Heavy metal out, easy listening in

From Seattle to London to Sydney, squares and swingers alike are revolting against the rock 'n' roll ethos in the name of cocktail culture.

TO SEE Tony Bennett become hip once more, and the Carpenters become suddenly cool, is like watching the tip of an iceberg finally appear on the horizon. What's really going on is a worldwide resurgence of interest in a much-maligned, misunderstood musical genre: easy listening.

The broad church of easy listening - also known as "lounge" - stretches from the '50s bossa nova to Brian Eno's ambient music; from the exotique sound of Martin Denny to the Ray Conniff Singers to Phillip Glass; from Lawrence Welk, to Klaus Wunderlich's Hammond Organ Sensation, to Moog Plays the Beatles.

With a radiant Audrey Hepburn on the cover, the hip London magazine The Idler devoted its latest issue to what it has dubbed lounge culture, and declared the birth of the Cocktail Nation. Says The Idler's Joshua Glenn: "Today's crop of young people are suffering from metal fatigue. We have grown up listening to nothing but primitive id noise, and we can't take it any more."

Glenn says lounge music is "merely the soundtrack to the cocktail hour, that time-out of time during which one seizes the chance to relax completely, to live for the moment". It is an existential condition grunge rockers might call nirvana, but which "citizens of the Cocktail Nation call Happy Hour".

Now Sydney's loungers will finally have a venue to call their own when a group calling themselves The Adult Contemporary Swingers launch a new nightclub next Sunday night at a rejuvenated Les Girls nightspot in Kings Cross, now under the studious management of the local impresario Ian Hartley.

"We're calling it The Tender Trap," says organiser and easy- listening devotee Sean O'Brien. "It will be a celebration of cocktail culture at its most sophisticated and savage - multisensual stimulation for the Moog generation," a straight-faced O'Brien told the Herald.

Although the playlist will feature Brazil '66, Bacharach, The Fifth Dimension and Tijuana Brass, O'Brien insists The Tender Trap is not about kitsch. "Kitsch implies a certain shallow crassness. This will be highly tasteful and very deep. The Tender Trap is about reclaiming what it means to be an adult. It's a pastiche of Australiana and Americana from the mid-'50s to the mid-'60s - a bit "Rat-Packerish", some Las Vegas primitive exotica, a bit of Beat - for once the parents will understand."

Simon Holmes, the manager of Half a Cow Records in Glebe, says: "While there's always been a hard core of people hip to cocktail music, it has definitely become fashionable of late."

Holmes says three things can account for the surge of interest in Easy listening: "First you've got the release of two books in the past year called Incredibly Strange Music, by San Francisco publishers Re/Search." (Re/Search's Modern Primitives edition some years back single-handedly made body piercing popular and gave grunge an aesthetic to call its own. Its Incredibly Strange Music volumes are like bluffer's guides to the underground world of obscure, cult and exotic recordings.)
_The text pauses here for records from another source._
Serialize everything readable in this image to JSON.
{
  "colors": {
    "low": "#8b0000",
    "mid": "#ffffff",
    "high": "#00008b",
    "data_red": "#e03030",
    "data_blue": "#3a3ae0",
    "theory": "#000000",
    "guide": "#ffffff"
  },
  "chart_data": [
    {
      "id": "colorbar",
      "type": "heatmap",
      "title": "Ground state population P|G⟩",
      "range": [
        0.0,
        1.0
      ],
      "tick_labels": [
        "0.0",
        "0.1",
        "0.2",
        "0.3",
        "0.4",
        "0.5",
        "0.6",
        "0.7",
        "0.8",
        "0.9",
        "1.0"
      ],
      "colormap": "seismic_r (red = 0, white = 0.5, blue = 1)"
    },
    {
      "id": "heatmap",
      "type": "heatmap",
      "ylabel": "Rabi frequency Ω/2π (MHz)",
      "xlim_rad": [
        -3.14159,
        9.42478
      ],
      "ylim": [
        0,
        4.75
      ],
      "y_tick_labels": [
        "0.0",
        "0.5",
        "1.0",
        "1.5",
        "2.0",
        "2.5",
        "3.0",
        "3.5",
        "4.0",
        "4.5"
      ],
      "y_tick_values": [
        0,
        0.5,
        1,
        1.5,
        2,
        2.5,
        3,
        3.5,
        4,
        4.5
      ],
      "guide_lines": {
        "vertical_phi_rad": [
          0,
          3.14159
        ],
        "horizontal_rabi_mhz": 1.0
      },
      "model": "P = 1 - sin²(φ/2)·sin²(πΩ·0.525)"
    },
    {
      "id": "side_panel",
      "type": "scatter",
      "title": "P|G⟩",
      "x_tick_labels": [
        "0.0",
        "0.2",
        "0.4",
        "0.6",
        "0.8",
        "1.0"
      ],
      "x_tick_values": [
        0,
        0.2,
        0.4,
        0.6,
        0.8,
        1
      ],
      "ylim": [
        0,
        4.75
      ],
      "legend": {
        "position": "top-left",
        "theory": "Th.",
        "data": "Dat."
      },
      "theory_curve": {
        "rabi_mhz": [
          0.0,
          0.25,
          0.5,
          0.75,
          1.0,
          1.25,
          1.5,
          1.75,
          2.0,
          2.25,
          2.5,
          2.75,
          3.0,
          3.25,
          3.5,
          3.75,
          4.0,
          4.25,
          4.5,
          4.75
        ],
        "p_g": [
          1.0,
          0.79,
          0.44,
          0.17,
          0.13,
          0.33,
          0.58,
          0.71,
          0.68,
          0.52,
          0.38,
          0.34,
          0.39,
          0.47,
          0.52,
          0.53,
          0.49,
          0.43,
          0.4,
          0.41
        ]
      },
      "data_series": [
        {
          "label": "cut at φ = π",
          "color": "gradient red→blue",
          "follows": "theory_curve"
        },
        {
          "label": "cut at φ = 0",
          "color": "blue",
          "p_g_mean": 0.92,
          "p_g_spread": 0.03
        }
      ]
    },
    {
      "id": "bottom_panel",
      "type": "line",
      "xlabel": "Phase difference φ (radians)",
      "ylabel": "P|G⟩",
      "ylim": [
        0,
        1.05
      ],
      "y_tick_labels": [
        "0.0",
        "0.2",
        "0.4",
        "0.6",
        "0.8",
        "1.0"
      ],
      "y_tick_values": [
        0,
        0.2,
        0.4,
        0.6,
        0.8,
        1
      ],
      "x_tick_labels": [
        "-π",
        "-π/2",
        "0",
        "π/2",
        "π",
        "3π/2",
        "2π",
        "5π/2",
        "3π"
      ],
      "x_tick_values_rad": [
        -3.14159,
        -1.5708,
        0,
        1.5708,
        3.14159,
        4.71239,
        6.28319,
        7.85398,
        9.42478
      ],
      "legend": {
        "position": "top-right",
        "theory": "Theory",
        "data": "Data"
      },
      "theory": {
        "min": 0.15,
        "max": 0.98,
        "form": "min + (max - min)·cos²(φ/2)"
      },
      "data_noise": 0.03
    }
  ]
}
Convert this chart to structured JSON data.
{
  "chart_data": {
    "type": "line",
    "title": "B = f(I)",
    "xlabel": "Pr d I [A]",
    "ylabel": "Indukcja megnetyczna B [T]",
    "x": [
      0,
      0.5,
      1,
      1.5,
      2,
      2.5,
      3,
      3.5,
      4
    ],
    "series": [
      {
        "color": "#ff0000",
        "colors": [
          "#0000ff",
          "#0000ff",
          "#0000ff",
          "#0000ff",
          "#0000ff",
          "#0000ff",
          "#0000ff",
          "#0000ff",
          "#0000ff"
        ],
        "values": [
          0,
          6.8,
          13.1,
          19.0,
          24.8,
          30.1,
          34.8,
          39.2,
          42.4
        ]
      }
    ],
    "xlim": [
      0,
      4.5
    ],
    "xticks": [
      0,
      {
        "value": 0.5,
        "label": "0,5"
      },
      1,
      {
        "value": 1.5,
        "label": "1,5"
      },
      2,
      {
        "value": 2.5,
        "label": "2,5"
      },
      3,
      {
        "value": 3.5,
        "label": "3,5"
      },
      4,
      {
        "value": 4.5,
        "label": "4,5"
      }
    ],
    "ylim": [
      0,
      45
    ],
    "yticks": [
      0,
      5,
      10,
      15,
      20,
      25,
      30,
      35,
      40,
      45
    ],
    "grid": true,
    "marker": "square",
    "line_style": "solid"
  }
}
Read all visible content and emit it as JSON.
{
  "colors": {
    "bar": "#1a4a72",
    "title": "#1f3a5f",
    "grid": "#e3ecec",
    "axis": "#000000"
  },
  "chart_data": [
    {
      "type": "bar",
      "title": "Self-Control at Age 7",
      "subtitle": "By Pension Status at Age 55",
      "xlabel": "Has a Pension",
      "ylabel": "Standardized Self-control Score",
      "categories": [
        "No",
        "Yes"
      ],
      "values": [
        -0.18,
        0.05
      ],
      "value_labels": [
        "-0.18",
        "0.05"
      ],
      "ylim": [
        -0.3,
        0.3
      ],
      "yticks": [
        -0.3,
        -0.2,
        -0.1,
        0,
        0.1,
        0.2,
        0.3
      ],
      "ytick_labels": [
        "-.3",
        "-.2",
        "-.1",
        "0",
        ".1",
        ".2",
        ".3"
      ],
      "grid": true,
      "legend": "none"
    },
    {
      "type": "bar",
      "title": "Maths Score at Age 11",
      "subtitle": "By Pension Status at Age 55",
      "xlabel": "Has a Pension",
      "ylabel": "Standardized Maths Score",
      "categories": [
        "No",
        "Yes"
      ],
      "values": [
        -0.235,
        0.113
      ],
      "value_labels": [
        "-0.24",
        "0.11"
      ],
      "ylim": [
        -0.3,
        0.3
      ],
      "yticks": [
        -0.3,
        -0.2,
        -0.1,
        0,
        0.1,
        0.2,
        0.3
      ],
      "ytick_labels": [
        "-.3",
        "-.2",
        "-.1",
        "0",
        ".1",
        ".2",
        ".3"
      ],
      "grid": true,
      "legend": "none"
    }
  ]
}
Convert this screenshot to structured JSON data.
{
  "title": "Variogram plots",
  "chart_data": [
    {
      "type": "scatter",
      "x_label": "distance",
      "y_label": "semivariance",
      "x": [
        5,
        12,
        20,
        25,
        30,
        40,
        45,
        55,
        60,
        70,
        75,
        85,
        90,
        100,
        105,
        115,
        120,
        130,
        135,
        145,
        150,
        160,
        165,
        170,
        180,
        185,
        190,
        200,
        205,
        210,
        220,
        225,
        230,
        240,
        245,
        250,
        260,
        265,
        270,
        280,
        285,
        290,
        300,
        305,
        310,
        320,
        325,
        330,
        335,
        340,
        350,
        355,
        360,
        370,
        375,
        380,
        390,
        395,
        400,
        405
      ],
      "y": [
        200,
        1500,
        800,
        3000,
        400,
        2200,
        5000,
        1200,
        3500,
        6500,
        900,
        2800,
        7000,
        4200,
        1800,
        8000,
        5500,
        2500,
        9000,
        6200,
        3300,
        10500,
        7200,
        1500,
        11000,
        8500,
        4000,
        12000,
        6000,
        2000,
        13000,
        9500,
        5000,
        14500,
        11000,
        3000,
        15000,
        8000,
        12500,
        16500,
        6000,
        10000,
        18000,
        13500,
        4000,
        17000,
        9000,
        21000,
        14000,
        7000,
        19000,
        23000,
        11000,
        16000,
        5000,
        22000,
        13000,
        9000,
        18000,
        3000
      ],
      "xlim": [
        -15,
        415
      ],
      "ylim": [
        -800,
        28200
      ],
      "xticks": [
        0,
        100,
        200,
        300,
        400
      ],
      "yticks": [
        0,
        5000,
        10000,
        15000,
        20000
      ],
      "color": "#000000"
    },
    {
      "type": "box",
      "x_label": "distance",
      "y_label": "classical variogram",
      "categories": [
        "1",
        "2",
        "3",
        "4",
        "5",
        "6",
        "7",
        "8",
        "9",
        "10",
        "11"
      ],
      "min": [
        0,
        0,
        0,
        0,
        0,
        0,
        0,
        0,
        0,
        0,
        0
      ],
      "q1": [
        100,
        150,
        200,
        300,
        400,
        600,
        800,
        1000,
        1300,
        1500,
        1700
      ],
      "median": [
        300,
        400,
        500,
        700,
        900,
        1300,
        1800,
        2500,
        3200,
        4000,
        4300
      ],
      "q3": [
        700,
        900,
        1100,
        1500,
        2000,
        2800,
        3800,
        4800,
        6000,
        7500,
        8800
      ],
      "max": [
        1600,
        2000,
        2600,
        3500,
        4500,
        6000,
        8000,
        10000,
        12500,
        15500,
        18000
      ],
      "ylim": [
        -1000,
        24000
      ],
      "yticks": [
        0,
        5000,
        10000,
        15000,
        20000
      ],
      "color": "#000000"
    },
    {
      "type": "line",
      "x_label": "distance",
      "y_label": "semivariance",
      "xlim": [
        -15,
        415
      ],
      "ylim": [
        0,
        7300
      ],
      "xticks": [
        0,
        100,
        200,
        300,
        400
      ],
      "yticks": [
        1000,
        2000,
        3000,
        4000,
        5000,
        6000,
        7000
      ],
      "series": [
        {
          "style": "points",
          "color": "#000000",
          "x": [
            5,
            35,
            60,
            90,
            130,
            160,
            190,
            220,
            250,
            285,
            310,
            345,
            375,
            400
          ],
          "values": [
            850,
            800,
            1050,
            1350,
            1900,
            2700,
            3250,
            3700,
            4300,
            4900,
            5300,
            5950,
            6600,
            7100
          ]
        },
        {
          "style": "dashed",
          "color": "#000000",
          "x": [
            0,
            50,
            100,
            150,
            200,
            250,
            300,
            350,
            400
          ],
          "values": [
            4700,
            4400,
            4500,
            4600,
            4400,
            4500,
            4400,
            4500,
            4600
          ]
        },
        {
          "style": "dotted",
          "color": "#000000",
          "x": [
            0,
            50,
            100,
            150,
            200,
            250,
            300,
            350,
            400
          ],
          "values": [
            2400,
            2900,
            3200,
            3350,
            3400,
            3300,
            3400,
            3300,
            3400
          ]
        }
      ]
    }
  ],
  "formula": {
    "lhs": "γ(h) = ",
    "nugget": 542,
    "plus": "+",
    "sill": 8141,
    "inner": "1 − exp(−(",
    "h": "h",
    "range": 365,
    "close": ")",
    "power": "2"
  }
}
Second, Holmes points to the crossover success of American bands like The Coctails from Chicago and especially Combustible Edison, the tuxedo-clad combo led by Michael "The Millionaire" Cudahy, a former member of Urge Overkill with impeccable punk rock credentials. Combustible Edison (apparently named after a renowned '60s cocktail) have emerged from the American underground as the breakthrough "lounge" act. It is significant that they are signed to Seattle's SubPop label, the company which pioneered the Grunge aesthetic with bands such as Nirvana.

And third: "There's a feeling that there's no longer much innovation in popular music, especially in guitar rock. So there's a relief to be had in the whole easy listening thing in that it's light-hearted, and I think its popularity is a reaction to the (bombastic nature) of rock. Also a lot of acts like the Coctails only release their work on vinyl - it's pre-'60s and pre-rock, not just in style and attitude but also in technology."

Tuxedos and cocktail dresses will be de rigueur at The Tender Trap, but O'Brien insists there will be no "door policy" with one exception: "'80s power dressing is totally out |" Jeans and thongs are OK, so long as they are worn with a Beat Generation demeanour.

While it all may sound way too nostalgic for some, The Idler's Cocktail Nation Manifesto provides one cogent answer: "That a thing is original is no guarantee that it is the best ... a wig is better than unwashed hair |"

* The Tender Trap will be launched this Sunday night at 7 pm at Les Girls, 2 Roslyn Street, Kings Cross.